Yaman Salahi, an attorney with the ACLU-Southern California, spoke to the Californian regarding the potential violations of First and Fourth Amendment rights.

"If police intended to prevent them from publishing the video ... that's an affront to their First Amendment rights," he said.

Other attorneys worry over the amount of probing authorities could do with the cellphones while they're in their possession, among other concerns for civil liberties:

Will investigators examine the witnesses' call history, personal photos, email messages, or postings on social media?

"There's nothing to stop them," [a Bakersfield defense attorney not connected to the case, Arturo] Revelo said. "I'm not saying that it's legal, but there are no safeguards."

Local attorney Daniel Rodriguez said there's nothing in the law preventing the sheriff's department from returning the cellphones once they've downloaded information pertinent to the case.

"I was thinking to myself, 'What could the sheriff's department possibly be hiding from us?'" Rodriguez said Friday.

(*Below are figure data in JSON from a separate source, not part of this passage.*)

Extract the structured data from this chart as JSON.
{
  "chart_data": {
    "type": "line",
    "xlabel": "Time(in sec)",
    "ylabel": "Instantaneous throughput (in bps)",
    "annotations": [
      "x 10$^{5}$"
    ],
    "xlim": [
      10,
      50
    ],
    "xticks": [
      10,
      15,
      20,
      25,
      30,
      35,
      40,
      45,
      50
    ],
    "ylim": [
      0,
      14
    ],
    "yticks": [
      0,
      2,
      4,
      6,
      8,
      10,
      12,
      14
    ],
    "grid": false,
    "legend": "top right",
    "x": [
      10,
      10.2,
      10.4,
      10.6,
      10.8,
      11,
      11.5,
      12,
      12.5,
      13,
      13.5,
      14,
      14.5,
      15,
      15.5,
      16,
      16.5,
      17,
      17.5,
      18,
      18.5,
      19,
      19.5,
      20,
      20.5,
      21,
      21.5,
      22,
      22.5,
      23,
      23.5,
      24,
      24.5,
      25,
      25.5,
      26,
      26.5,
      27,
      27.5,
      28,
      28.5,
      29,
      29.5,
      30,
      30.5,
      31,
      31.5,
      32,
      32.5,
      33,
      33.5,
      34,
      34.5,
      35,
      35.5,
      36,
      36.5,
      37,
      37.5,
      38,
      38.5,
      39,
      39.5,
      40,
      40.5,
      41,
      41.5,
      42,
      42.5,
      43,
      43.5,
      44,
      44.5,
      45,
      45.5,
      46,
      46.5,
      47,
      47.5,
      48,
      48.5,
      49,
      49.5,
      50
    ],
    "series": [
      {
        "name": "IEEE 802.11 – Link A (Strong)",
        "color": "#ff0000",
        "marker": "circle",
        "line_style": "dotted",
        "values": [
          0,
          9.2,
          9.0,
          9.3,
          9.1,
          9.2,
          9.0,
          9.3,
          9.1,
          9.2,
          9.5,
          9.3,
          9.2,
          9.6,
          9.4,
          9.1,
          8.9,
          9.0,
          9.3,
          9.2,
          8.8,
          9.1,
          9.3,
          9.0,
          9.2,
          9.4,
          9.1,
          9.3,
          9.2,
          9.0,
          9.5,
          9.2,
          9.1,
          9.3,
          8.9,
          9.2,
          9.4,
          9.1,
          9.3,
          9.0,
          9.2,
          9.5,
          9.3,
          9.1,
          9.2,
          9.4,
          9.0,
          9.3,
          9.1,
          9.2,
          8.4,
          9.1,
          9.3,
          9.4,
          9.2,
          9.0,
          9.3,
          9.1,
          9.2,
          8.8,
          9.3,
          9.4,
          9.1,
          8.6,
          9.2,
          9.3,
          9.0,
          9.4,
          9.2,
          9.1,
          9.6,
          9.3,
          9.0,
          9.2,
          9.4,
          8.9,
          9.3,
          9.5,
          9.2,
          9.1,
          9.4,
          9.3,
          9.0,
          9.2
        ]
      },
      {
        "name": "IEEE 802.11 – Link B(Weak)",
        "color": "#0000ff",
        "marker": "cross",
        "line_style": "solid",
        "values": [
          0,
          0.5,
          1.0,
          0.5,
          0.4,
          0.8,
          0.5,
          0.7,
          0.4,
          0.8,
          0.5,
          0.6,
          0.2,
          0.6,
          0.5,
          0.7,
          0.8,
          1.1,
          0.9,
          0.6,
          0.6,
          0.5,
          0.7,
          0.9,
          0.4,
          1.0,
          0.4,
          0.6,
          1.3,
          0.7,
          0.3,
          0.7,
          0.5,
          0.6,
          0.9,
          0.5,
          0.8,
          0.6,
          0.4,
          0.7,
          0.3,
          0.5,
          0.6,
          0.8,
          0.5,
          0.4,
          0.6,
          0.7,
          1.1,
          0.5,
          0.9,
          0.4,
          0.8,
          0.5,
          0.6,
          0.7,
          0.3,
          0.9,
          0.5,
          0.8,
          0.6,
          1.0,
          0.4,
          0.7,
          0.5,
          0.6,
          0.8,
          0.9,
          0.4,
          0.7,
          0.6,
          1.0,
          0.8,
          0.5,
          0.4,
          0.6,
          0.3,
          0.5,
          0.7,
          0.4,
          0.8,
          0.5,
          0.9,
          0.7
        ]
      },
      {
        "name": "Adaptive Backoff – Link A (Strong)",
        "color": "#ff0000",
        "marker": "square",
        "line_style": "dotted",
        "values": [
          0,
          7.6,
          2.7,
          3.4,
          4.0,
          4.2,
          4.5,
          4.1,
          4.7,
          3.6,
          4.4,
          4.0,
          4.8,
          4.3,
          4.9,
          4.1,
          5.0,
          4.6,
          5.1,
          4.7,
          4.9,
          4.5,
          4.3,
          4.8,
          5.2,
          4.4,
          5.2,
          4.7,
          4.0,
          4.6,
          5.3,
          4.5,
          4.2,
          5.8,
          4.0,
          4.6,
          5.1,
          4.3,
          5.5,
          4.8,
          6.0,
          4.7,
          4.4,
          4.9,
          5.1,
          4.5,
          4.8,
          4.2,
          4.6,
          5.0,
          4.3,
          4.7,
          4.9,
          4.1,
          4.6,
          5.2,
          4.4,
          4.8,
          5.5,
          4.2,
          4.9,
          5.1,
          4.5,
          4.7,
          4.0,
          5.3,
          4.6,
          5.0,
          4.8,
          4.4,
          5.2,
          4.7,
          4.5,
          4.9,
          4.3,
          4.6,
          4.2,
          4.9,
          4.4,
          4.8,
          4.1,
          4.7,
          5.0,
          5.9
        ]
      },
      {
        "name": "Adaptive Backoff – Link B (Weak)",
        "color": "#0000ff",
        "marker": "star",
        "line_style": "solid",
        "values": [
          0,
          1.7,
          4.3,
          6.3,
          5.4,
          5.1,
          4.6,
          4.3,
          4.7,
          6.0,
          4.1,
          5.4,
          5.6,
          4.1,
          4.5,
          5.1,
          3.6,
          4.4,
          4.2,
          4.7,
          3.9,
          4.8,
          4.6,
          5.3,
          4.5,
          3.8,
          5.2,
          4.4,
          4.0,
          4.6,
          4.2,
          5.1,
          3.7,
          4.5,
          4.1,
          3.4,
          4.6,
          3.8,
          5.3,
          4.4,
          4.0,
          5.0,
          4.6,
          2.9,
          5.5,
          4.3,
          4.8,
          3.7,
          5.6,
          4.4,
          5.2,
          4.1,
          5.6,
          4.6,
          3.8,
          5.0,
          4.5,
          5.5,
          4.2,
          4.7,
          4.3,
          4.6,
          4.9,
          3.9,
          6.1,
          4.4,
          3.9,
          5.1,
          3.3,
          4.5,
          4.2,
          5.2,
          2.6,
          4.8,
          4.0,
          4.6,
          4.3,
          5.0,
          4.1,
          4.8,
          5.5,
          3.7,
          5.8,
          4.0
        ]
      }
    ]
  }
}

Here's a video of the Silva's family sitting with attorney David Cohn:

As of Friday Sheriff Youngblood was asking the public for patience as they conducted their investigation into the situation. Family of Silva held a vigil Saturday.

"One of my biggest regrets in his entire life and in this entire situation is not telling him that I love him and this is what this is for, my ability to say I love you David.  I love you more than anything in this life," the victim's father said, according to KERO-TV.